The test should address 2 scenarios:
Mutually exclusive classes: Models tested against each other should have little to no semantic overlap between them. This should be an extremely easy measurement to pass.
ex:
Source code, W2, Resume, Contract, Obituary.
Semantically similar classes: Models tested against each other should have considerable overlap. This is a much harder measurement of accuracy, the exact accuracy value is dependent on the testing set and how difficult it might be for even a human to tell the difference between documents.
ex:
Python 2.7, Python 3.9
contract amendment, contract addendum
affidavit of marriage, affidavit of support
Steps 2 - 5 of the testing process below should be carried out for each scenario.
Testing process:
Topos generates German and Spanish Big Models using a corpus gathered by Topos engineers. This building process is identical between supported language types.
Dictioneers of the respective languages will build 10 models per language, which will be determined by referencing an English counterpart (chosen at later date) of 5 Topics and 5 Skills.
Each model will be validated as the English models are validated in-house today, a testing process where positive and negative testing documents are used to determine accuracy of the model. Requires a minimum F1 score of 0.85 in order to proceed to Global Testing.
Each Skill (Topics are excluded in this step) must then receive a minimum F1 score of 0.85 in Global Validation, a testing process where models compete against each other to determine if the correct answer is the highest model chosen.
Note: Global Validation is not applicable to Topic accuracy, it measures the top N results as the correct answer, which is not true for subject matter - a document can be about multiple things, meaning the top N results could all be correct.
If all 10 models (5 topics, 5 skills) pass these criteria, it can be considered that the accuracy of the underlying language’s Big Model (Spanish and German) is comparable to the English Big Model.

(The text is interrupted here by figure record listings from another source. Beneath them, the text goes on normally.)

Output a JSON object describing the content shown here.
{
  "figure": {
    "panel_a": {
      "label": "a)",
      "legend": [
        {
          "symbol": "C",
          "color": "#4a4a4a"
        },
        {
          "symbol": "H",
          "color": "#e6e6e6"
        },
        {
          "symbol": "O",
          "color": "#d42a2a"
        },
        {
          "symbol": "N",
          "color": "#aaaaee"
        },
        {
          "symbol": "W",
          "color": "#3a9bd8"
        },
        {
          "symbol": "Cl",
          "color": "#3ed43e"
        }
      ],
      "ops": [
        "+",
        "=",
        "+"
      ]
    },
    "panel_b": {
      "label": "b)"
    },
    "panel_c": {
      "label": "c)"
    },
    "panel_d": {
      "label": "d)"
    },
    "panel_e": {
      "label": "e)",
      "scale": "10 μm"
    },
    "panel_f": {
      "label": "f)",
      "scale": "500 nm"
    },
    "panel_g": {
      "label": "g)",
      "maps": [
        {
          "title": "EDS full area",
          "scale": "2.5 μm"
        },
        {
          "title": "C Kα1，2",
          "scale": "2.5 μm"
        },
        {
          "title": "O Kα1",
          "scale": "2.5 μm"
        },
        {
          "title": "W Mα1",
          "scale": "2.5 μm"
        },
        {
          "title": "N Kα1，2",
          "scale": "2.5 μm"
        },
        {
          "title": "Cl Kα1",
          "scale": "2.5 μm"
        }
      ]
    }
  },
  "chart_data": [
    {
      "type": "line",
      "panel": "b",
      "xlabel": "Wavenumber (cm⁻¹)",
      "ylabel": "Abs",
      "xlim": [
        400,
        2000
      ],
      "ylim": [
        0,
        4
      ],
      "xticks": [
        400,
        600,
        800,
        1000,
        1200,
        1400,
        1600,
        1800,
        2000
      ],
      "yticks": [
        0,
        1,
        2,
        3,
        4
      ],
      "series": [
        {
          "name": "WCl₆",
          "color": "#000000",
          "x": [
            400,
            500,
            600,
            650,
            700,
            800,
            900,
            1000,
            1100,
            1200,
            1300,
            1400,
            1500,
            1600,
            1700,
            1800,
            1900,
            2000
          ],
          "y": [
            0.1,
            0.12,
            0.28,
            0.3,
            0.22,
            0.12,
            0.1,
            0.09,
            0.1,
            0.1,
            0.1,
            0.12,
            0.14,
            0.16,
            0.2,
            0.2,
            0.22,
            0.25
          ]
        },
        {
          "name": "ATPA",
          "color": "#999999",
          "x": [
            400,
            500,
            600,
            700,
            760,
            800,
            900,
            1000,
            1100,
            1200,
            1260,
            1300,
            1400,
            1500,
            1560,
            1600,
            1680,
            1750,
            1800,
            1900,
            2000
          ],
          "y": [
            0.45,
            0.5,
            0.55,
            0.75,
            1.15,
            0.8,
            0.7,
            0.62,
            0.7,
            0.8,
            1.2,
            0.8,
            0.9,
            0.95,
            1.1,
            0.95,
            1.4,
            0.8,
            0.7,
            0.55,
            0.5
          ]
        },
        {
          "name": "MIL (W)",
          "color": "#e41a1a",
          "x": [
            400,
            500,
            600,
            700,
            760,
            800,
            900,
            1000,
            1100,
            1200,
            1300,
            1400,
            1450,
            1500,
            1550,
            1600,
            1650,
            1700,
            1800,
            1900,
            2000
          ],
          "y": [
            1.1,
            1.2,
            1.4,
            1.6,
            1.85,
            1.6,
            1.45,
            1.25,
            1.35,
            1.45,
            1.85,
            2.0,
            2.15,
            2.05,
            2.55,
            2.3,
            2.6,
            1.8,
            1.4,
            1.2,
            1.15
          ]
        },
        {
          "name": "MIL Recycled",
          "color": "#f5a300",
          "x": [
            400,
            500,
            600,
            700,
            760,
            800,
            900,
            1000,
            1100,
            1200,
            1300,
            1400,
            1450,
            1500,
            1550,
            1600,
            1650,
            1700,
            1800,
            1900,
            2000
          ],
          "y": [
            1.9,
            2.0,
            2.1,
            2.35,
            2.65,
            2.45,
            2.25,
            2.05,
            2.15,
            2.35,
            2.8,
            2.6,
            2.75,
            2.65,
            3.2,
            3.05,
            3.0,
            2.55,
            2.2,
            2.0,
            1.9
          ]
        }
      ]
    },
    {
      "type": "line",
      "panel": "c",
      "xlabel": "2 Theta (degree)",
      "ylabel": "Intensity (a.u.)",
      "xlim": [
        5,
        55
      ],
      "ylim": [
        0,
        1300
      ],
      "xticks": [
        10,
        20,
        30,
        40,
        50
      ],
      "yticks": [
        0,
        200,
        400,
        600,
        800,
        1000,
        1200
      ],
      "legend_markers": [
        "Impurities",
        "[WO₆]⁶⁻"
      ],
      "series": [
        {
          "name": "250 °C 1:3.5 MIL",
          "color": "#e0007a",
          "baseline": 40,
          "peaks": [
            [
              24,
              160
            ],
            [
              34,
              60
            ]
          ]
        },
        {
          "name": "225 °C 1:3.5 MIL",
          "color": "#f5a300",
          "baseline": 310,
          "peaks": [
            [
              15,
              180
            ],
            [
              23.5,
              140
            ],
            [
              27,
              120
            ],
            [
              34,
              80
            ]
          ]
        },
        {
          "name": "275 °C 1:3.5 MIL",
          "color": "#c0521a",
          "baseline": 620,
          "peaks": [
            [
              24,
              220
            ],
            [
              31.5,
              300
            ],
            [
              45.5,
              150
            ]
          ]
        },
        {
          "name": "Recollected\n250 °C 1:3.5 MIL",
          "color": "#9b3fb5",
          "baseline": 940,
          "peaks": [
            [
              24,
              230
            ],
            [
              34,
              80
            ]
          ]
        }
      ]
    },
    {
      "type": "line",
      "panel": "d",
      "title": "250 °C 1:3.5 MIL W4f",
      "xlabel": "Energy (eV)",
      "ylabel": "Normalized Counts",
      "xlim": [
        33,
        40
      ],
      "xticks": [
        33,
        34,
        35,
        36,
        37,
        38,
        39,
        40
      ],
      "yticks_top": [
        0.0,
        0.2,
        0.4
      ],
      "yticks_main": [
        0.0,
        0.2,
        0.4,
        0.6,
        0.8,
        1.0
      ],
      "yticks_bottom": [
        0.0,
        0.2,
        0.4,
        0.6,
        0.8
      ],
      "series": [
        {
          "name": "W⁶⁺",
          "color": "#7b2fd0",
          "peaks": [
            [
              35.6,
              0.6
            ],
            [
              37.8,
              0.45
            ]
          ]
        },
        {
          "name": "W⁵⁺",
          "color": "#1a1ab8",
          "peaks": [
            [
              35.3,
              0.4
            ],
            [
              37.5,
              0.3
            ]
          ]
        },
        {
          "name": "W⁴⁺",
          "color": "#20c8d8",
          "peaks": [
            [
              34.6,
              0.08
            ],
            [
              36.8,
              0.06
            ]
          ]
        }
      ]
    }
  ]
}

Selected Models for German/Spanish:
First 5 Skills to Build:
Income Tax Return Form (Form 1040 US equivalent for target language)
Non-Disclosure Agreement
Curriculum Vitae
Articles of Incorporation
Obituary
Additional 5 Skills to Build:
Articles of Organization
Residential Lease
Job Description
Non-Compete Agreement
Tax Withheld Form (Form W-2 US equivalent for target language)
First 5 Topics to Build:
Business – Marketing & Sales
Family & Parenting – Life Insurance
Government & Politics – Climate Change
Computers & Electronics – Cybersecurity
Food & Drink – Coffee & Tea
Additional 5 Topics to Build:
Business – Financing
Business – Mergers & Acquisitions
Economics & Finance - Accounting
Government & Politics – Infrastructure
Government & Politics – Healthcare
Selected Models for UK/Aus English:
Skills
Curriculum Vitae
Obituary
Job Description
Restaurant Menu
Staff Directory
Topics
Business – Marketing & Sales
Family & Parenting – Life Insurance
Government & Politics – Climate Change
Computers & Electronics – Cybersecurity
Food & Drink – Coffee & Tea
For the UK/Aus english test, it is hard to tell if a document is Australian or from the UK if there are no words found from the dialect - this is because on paper they are close to identical. The skills and topics chosen should contain enough differences (like phone numbers or addresses in a Staff Directory) to show that they are not American documents.
Requirements for the UK / Australian Dialect tests - “achieve better than 90% accuracy (course granularity) in the first pass and better than 80% accuracy where there is competition between documents in subsequent passes”.